End-of-treatment review

The following is some repetition from my second article (but necessary) in that a patient reaching the end of a course of treatment that improves self-confidence provides a golden opportunity to capture the patient’s happiness.

Regarding the end-of-treatment review, consider the following areas and suggestions:

  1. Do you reference your end-of-treatment review at the point of sale (when the patient agrees to proceed) and again close to the end of the treatment pathway? Do you book the end-of-treatment review as a set appointment with your treatment coordinator or clinician?
  2. Referral cards. Do you give patients at least three practice business cards with a QR code to your website landing page for new patients?
  3. Do you ask patients who are regular users of social media to follow your business platforms?
  4. Google reviews. Do you give patients a Google review card (again with a QR code) and ask them to scan it and write reviews for you?
  5. Do you ask patients whether they will consent to short video testimonials in which they describe their experience of working with you?
  6. If you offer a dental membership plan, do you ask patients to join at their end-of-treatment review?

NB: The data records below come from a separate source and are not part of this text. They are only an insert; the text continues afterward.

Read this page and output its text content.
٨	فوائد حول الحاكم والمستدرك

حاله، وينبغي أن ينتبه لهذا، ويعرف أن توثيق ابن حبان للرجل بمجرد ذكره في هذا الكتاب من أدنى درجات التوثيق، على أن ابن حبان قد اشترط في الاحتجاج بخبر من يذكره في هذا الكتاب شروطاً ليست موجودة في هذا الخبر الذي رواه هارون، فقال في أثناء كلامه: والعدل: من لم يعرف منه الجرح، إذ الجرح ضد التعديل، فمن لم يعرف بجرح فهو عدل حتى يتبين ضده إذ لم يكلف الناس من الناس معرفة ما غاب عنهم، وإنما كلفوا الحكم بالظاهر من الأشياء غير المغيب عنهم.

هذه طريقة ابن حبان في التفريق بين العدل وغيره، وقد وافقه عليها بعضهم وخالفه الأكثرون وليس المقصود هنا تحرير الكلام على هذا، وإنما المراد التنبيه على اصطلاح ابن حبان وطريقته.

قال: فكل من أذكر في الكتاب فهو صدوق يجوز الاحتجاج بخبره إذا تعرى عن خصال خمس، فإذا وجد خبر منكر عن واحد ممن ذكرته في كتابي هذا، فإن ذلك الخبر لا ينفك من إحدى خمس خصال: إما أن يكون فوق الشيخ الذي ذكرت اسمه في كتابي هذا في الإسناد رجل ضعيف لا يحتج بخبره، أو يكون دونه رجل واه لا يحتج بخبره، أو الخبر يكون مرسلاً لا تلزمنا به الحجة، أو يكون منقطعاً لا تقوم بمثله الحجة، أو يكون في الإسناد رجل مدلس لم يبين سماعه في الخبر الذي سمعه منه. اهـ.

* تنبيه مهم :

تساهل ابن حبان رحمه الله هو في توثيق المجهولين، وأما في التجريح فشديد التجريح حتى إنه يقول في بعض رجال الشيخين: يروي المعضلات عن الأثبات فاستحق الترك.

These six moments of truth offer multiple opportunities to deliver an experience that will enrol the patient as another unpaid member of your sales force. New patients are sometimes tough and expensive to attract. It is thus prudent for dental practices to seek to deliver continuous moments of delight that have a disproportionate effect. I cannot think of a better way to ensure job satisfaction for all your team—or a better way to grow your business.

Editorial note:

This article has been published in Dental Tribune UK 02/23.